Table 2. DSC melting temperature of PP nanocomposite for different nano-CaCO₃ and MAH wt%.

Concentration (wt%)			Melting Temp (°C)
PP	NCaCO3	MAH
100	0	0	167.22
96	2	2	166.80
93	5	2	166.38
90	8	2	167.50
87	11	2	167.39
100	0	0	167.22
94	2	4	166.77
91	5	4	166.63
88	8	4	167.68
85	11	4	165.18

.

In general, PP nanocomposite results from DSC and NMR demonstrated the addition of a nucleating agent to an unfilled semicrystalline polymer brings about the change of polymer crystallization rate and crystalline structure [26]. However, for the melting point of the nanocomposite, it remained almost the same for all different nanofiller concentrations and MAH contents (Table 2). This could be attributed to stability in the polymer lamellar thickness, which consequently results in thermal stability of the PP nanocomposite stability.

However, if there are many nucleation sites along the surface, then the resulting spherulite growth is restricted in the lateral direction.

4.2.2. Rheology: Processability

The incorporation of nanofillers in a molten polymer brings a change in the viscoelastic properties, the angular frequency dependence values of shear storage modulus (G′) and shear loss modulus (G″) with complex viscosity (η∗) at the selected conditions are plotted in Figure 5 and Figure 6 for different compatibilizer (MAH) concentrations. The nanofiller at different concentrations had influenced the viscoelastic property of PP nanocomposites, as all prepared nano samples showed less storage modulus and complex viscosity than the blank PP. This is indicate that less energy required for dissipation, considering that elastic behavior of the material under a shorter process of time has a negative effect on its processability and is linked to creep and stress relaxation. Moreover, adding nano CaCO₃ at different MAH wt % showed similar trend at lower frequency region; however, the modulus of nanocomposite samples was lower compared to pure PP, as mentioned earlier.

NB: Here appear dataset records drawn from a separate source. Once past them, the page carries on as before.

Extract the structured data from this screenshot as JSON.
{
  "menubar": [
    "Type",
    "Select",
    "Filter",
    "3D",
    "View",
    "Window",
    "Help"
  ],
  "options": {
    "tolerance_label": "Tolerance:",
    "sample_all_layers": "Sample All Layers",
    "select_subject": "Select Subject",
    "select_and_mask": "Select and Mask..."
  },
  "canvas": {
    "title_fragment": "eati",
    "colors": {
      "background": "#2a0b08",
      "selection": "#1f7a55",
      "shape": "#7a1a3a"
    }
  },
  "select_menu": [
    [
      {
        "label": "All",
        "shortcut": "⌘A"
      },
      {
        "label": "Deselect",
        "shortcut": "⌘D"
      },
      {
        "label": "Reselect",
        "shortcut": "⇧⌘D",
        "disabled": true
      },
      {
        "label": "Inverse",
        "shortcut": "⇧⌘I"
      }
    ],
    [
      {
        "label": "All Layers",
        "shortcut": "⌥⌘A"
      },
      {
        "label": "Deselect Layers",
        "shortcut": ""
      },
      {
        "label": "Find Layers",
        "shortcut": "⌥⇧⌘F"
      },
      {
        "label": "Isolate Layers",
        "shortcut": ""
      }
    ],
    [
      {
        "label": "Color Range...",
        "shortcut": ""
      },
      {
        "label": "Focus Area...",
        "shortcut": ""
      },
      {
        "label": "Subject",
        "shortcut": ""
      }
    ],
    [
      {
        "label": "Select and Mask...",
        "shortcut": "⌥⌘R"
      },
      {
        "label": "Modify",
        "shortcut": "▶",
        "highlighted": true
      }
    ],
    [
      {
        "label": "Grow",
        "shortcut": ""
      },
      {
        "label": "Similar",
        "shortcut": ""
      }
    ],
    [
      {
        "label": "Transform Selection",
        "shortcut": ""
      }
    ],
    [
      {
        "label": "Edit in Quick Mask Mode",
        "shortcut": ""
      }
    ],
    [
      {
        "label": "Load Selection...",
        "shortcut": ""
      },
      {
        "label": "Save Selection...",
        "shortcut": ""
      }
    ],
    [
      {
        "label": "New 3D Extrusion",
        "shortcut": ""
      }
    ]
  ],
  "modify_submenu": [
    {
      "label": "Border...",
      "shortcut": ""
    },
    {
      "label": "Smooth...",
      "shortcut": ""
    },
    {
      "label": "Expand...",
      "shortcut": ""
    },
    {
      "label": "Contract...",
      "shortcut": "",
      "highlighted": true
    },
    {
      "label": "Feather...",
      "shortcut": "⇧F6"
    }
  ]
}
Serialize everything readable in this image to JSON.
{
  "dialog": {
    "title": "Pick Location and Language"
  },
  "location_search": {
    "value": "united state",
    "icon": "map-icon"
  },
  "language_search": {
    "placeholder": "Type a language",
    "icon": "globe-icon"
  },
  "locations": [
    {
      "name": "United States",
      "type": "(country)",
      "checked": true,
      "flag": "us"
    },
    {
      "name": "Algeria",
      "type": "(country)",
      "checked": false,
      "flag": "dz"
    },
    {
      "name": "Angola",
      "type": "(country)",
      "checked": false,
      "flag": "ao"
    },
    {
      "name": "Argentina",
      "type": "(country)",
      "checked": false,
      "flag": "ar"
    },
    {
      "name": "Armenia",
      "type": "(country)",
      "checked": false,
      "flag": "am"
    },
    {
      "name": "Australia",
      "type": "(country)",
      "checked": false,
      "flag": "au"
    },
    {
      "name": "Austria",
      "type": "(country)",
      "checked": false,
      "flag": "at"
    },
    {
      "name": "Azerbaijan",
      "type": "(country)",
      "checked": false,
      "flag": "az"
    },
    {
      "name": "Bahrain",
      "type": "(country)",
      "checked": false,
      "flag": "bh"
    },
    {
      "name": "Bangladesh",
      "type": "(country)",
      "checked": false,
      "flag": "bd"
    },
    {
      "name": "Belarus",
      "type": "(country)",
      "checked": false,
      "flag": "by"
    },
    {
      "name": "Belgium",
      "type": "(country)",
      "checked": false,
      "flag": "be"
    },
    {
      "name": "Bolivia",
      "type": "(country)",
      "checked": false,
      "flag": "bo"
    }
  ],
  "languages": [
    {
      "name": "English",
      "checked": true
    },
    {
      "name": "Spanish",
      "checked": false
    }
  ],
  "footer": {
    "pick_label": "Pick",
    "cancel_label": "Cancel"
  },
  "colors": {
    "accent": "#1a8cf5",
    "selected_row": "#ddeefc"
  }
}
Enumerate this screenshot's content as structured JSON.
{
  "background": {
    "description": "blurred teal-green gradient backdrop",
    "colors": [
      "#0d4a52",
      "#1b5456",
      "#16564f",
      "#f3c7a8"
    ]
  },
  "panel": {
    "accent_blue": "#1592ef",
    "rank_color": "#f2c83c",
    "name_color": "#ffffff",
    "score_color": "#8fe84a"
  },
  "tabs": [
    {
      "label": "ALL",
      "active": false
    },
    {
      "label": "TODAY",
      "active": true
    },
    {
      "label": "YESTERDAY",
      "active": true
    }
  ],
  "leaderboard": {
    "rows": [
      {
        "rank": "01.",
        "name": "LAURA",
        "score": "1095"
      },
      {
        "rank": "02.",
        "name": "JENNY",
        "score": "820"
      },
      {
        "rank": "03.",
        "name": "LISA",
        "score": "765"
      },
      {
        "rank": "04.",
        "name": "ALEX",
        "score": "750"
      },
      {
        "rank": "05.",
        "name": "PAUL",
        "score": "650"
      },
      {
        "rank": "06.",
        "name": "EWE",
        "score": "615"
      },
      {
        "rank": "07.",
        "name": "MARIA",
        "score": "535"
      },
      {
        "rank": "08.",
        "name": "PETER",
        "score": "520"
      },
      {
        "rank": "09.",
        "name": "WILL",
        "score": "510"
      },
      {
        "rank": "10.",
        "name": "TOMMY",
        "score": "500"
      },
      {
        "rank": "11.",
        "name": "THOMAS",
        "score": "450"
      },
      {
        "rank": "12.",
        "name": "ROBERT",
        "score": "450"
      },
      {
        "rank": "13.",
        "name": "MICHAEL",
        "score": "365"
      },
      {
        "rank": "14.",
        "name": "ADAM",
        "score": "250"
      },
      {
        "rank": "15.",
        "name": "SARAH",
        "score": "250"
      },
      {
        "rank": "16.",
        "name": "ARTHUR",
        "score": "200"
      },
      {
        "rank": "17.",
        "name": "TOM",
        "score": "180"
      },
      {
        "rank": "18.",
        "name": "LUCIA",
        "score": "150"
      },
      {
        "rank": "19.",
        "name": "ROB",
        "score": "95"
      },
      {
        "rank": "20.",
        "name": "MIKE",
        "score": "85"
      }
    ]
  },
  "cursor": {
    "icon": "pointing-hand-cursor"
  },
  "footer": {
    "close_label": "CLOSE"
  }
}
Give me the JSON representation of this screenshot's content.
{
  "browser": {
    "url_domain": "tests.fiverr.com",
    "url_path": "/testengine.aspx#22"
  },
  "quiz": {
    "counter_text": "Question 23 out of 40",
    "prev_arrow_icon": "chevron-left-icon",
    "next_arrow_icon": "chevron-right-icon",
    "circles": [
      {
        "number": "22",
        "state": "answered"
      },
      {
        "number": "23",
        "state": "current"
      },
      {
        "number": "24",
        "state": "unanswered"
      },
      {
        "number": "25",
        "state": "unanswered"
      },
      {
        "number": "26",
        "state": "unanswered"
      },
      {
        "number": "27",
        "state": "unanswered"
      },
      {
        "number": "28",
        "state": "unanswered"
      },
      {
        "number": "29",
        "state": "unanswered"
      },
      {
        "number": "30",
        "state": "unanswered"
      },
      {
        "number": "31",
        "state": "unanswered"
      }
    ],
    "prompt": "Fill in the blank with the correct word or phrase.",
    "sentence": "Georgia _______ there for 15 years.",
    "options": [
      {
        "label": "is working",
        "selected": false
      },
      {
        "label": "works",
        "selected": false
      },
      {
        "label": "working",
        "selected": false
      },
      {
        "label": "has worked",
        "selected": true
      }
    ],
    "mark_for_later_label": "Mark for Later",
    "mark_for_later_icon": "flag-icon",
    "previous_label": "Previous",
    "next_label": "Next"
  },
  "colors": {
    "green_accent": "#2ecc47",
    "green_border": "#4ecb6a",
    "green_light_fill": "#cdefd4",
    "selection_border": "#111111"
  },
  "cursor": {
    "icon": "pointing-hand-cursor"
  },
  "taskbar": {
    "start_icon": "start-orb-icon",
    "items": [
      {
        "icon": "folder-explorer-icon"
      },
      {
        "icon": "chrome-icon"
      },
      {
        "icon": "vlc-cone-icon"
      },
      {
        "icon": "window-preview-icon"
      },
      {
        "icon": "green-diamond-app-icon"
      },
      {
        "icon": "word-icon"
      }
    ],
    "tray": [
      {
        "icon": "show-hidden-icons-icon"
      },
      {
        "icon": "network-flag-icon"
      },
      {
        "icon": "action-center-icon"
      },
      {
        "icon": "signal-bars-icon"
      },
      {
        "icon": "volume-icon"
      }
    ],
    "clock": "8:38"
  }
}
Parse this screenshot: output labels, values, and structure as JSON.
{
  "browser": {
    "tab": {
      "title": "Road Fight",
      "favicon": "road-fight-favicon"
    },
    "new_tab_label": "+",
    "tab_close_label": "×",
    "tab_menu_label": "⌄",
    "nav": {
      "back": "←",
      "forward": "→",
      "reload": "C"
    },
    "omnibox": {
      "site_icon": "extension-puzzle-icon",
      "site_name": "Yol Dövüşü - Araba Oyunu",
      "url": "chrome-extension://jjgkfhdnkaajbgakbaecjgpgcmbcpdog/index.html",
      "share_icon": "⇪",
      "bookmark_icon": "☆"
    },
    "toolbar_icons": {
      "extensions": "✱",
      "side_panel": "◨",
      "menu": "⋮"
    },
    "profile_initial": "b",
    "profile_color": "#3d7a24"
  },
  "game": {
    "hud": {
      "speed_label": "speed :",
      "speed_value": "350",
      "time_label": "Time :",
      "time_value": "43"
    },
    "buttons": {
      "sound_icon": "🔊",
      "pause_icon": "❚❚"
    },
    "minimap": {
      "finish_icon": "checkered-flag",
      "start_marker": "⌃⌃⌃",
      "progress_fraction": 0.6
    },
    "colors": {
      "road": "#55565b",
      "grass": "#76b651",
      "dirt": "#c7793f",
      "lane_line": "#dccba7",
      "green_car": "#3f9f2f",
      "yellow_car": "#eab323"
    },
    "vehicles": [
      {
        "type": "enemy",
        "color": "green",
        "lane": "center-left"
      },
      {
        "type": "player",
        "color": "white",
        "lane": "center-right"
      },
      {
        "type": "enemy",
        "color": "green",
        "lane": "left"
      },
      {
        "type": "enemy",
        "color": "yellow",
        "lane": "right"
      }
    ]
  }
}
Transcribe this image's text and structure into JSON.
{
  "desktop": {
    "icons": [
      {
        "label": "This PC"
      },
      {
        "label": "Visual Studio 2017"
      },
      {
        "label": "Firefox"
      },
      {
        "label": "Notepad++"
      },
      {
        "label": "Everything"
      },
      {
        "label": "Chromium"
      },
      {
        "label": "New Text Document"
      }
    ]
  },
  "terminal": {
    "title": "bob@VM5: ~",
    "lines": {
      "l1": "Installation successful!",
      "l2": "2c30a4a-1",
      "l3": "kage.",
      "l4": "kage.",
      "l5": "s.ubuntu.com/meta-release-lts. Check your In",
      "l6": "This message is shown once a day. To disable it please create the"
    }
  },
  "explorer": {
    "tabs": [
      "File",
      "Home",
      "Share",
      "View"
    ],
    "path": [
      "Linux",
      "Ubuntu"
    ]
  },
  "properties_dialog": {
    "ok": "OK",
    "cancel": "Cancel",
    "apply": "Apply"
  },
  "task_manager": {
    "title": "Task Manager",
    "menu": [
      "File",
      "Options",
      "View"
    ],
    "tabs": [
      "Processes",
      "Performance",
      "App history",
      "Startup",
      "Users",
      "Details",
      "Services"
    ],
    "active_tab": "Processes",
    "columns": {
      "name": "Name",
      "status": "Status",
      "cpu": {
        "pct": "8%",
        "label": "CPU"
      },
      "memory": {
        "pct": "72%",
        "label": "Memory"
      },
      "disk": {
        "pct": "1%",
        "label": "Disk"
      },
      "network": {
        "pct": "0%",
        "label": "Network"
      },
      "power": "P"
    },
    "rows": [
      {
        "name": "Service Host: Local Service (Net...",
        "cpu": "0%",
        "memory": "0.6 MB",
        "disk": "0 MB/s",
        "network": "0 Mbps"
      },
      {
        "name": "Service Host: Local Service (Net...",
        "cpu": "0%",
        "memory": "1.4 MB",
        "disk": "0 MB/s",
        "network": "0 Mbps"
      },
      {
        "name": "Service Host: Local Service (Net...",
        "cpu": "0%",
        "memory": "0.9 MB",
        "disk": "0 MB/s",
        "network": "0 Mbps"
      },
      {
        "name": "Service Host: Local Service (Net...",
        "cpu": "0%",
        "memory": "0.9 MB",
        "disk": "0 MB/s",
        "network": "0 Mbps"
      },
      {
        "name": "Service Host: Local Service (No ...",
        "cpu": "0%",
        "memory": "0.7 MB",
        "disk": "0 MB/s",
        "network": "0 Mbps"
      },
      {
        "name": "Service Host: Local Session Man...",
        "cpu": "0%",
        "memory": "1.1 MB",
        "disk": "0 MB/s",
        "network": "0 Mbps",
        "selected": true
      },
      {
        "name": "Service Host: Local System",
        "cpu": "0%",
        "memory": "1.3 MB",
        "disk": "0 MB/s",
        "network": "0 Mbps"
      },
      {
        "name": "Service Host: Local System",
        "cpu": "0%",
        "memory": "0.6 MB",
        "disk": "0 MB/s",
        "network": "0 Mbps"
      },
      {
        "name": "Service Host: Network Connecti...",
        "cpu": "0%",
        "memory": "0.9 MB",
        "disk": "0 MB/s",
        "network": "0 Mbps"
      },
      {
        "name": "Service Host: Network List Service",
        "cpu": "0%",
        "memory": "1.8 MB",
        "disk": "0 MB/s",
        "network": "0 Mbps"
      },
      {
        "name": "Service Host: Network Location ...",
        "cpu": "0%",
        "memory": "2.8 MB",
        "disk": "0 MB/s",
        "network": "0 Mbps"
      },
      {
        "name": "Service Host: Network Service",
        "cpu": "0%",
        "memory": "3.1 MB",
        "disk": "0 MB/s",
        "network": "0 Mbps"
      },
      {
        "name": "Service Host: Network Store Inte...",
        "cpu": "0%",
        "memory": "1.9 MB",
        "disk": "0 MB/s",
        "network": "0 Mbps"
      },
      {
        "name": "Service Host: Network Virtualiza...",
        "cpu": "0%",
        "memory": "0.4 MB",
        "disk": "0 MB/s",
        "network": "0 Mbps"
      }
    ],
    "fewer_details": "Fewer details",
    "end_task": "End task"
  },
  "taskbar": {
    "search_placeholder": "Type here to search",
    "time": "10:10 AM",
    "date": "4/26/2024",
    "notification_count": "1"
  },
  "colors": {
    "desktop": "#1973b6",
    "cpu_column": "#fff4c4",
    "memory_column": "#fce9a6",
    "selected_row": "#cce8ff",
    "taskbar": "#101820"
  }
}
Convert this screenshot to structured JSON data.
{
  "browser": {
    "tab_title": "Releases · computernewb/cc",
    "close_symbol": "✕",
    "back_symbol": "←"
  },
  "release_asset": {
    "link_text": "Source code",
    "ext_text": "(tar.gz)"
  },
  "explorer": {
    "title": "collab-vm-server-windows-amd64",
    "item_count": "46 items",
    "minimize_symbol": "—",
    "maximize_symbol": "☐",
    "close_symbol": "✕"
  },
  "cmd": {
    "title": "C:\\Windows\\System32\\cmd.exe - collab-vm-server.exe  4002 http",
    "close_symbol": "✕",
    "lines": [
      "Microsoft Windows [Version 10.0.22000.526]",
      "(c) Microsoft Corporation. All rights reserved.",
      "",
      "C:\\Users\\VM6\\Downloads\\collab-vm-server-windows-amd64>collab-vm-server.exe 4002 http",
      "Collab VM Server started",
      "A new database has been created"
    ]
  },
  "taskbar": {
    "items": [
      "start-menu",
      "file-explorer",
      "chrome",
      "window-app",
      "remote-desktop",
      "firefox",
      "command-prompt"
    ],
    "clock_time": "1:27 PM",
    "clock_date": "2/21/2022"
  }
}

Correspondingly, it is worth noting that at high frequency, the nanocomposite behaved more as viscoelastic earlier for nano concentration 2 and 5%, for the samples with MAH content of 2%. Conversely, for the samples with high MAH concentration (4%), the values of G′ were very tight for all nano CaCO₃ concentrations, indicating that MAH governs the viscoelastic behavior of the nanocomposite making the concentrations of the nanofiller of a less effect. Thus, for cost-effectiveness, PP with a low volume of nanofiller has the same processability behavior as for the high mixing volume of the nano CaCO₃. The shear-thinning phenomenon states that polymer melts are non-Newtonian fluids and their viscosity decreases with an increase in shear rate. Accordingly, this behavior is considered the most crucial property in polymer processing. In general, samples with low MAH concentration showed better processability behavior with a suitable viscosity complex values at high frequencies and more responsive to the nano content concentration.

5. Conclusions

The study showed that nanofiller could act as nucleating agent and the concentration of the nano-CaCO₃ greatly affected the crystallization rate, crystalline structure and the degree of crystallinity of the semicrystalline polypropylene nanocomposites and consequently modifying the performance of the material. It was also found that the nanofiller particles size impacted the interface of the polymer matrix can reverse the bonding with the amorphous side for the semicrystalline polymer (PP). This finding revealed an enormous potential to be considered in upgrading homo PP by incorporating of nano-CaCO₃, mainly for the purposes that need good chemical resistance characteristics, strength, high stiffness and excellence toughness properties and suitable physical property.